ADD COMMENT • link updated 10.3 years ago by Bernd Fischer ▴ 550 • written 10.3 years ago by Guest User ★ 13k

score 0 · Answer 1 · 2014-01-17

Dear James! On 08.01.2014, at 19:19, James at embl-heidelberg.de wrote: > I have a database (22 GB) in SQLite that I query from R for numerical analysis. I'm considering converting the database to HDF5 for faster read times (because reading the population is slow). I have two questions about the rhdf5 package that I haven't been able to figure out from my own experimenting. > > (i) Suppose that I save an R dataframe to a HDF file. Is it possible to read subsets of the dataframe based on variable names and variable values?
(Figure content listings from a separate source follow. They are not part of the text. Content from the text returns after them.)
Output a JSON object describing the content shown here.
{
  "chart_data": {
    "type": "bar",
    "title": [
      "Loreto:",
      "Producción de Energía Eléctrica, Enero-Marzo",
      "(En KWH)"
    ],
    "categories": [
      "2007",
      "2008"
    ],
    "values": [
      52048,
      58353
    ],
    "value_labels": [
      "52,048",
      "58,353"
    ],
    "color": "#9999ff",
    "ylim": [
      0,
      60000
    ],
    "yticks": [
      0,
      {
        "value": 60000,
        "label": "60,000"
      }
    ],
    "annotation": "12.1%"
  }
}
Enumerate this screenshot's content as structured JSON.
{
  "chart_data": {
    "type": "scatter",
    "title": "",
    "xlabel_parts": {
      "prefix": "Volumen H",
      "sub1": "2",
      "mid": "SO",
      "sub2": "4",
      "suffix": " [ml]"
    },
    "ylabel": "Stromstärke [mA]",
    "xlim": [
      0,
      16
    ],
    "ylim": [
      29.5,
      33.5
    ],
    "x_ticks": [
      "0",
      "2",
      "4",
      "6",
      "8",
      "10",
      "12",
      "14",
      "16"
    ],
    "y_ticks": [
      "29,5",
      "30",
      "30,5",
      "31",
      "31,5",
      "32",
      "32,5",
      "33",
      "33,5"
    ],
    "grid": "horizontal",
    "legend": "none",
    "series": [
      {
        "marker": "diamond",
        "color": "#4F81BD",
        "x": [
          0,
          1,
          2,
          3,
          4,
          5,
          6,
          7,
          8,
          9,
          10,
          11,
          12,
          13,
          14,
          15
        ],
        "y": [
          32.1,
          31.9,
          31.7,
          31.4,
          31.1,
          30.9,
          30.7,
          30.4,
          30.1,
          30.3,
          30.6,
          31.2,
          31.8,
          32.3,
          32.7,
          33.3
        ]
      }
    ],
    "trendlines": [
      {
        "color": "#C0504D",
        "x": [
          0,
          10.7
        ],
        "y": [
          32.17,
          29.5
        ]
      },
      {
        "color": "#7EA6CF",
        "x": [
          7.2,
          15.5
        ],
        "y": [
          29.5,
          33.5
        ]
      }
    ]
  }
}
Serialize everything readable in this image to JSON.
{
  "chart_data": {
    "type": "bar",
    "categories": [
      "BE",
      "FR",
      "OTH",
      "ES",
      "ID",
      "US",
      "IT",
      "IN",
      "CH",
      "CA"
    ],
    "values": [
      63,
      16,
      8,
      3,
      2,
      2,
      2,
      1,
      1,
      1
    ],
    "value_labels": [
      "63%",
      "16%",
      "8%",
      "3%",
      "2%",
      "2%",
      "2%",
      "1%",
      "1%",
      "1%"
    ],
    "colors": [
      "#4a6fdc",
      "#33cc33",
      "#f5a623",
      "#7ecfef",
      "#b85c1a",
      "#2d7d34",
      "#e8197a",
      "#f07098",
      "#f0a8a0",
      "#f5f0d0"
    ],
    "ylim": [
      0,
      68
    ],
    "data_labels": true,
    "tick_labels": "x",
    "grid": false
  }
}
Often, I don't won't to read the full dataframe into memory (~ 100 million observations and ~ 30 variables). HDF5 does not support the R-specific structure 'data.frame'. In the standard settings, data.frame's are stored as an HDF5 compound datatype. Reading compound data is very inefficient. You should consider storing your data as arrays. This will provide you with the most efficient reading and writing methods. And you are able to subset these arrays. Subsetting is currently not supported for data.frames/Compound data types. Subsetting with variable names is not part of rhdf5/HDF5. You can only subset using Integers. You have to organize the mapping from names to indices yourself. > (ii) I frequently use indexes in my SQLite database to quickly join related tables. Does rhdf5 have a similar feature? If not, will converting to a HDF5 database create substantial bottlenecks if I rely on these joins frequently? HDF5 is not a database management system as is SQLite. If you need a 'join', you should consider SQLite or other, more efficient database management systems. > Thanks so much for your help. > > -- output of sessionInfo(): > > N/A > > -- > Sent via the guest posting facility at bioconductor.org.